La compétition : comme le patinage artistique ou la gymnastique, la danse irlandaise est notée par un juge. Les candidats passent en général deux par deux, puis le résultat final est donné par les juges lorsque toutes les danses d’une même catégorie sont passées. Si le candidat finit 1er ou 2nd dans une danse, il « valide » cette danse et passe donc au niveau supérieur. La déception qui survient lorsqu’on ne gagne pas, ou pire, lorsqu’on arrive 3ème laisse vite place à la volonté de réussir la prochaine et de travailler chaque jour un peu pluss
Ce qui m’a plu dans cette danse c’est avant tout la beauté, la légèreté alliée à la complexité des pas. Même s’il faut du temps pour acquérir une véritable technique, dès les premières danses apprises le résultat est probant et peut impressionner sans forcément être très difficile, la difficulté s’accroît évidemment avec le temps. On peut progresser rapidement en danse irlandaise et exécuter en quelques semaines des pas qui semblaient impossibles à faire. La véritable consécration vient le jour où l’on met pour la première fois ses claquettes, un moment qu’on attend pendant des mois et qu’on regrette aussitôt. Si les soft shoes font déjà souffrir – le principe étant de prendre deux tailles en dessous de sa pointure pour faire de jolies pointes, comme dit ma prof « It has to be like no blood in your toes », et effectivement on ne sent plus ses pieds pendant quelques semaines – les hard shoes sont pires ! Plus lourdes qu’on pourrait s’y attendre, elles donnent à coup sûr des ampoules et ça ne s’arrange pas avec le temps. Les danseuses irlandaises ont en général un paquet de pansements sur elles au cas où. Cependant le plaisir ressenti lorsqu’on parvient ( une fois sur mille) à effectuer une danse de claquette en rythme avec ses partenaires est immense, il naît alors un sentiment de cohésion et d’harmonie.

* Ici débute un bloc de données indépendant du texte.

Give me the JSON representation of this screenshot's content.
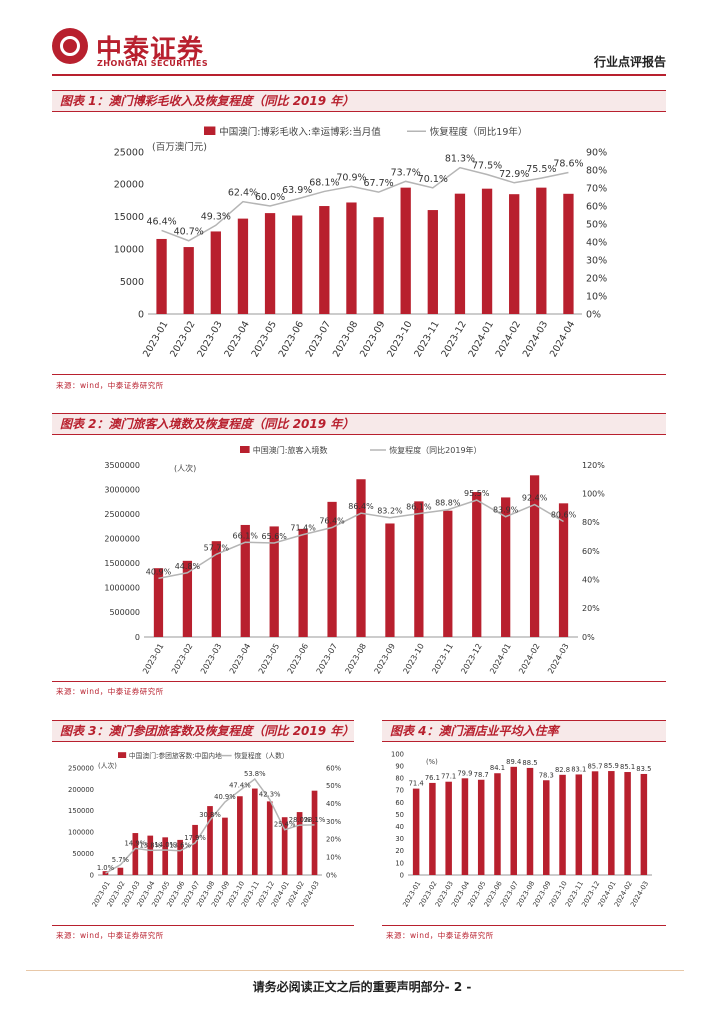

En deux ans je me suis découverte complètement différente : première chose, j’aime le sport. Moi, celle qui ne supporte pas de courir plus de 50 mètres et qui pleurait avant chaque cours de sport je suis aujourd’hui capable de danser toute une journée, avec des pieds tordus et qui saignent, la douleur physique ne me fait plus peur elle m’apparaît même normale. Deuxième chose, mon appréhension du look kitchissime a totalement été modifiée, j’ai beau avoir conscience que le costume irlandais est ridicule et s’apparente plus à un défilé de mini miss qu’à une danse traditionnelle, je me prends à trouver que tout de même avec des plus gros diamants on a plus de style. Enfin, j’ai découvert le plaisir que j’ai de faire des compétitions, d’être devant un juge et de se confronter à d’autres filles tout en faisant partie d’une troupe, d’une école et en se soutenant les unes – les autres comme une grande famille.
Bref. J’ai testé pour vous l’immersion dans le milieu de danse irlandaise. Et j’ai adoré.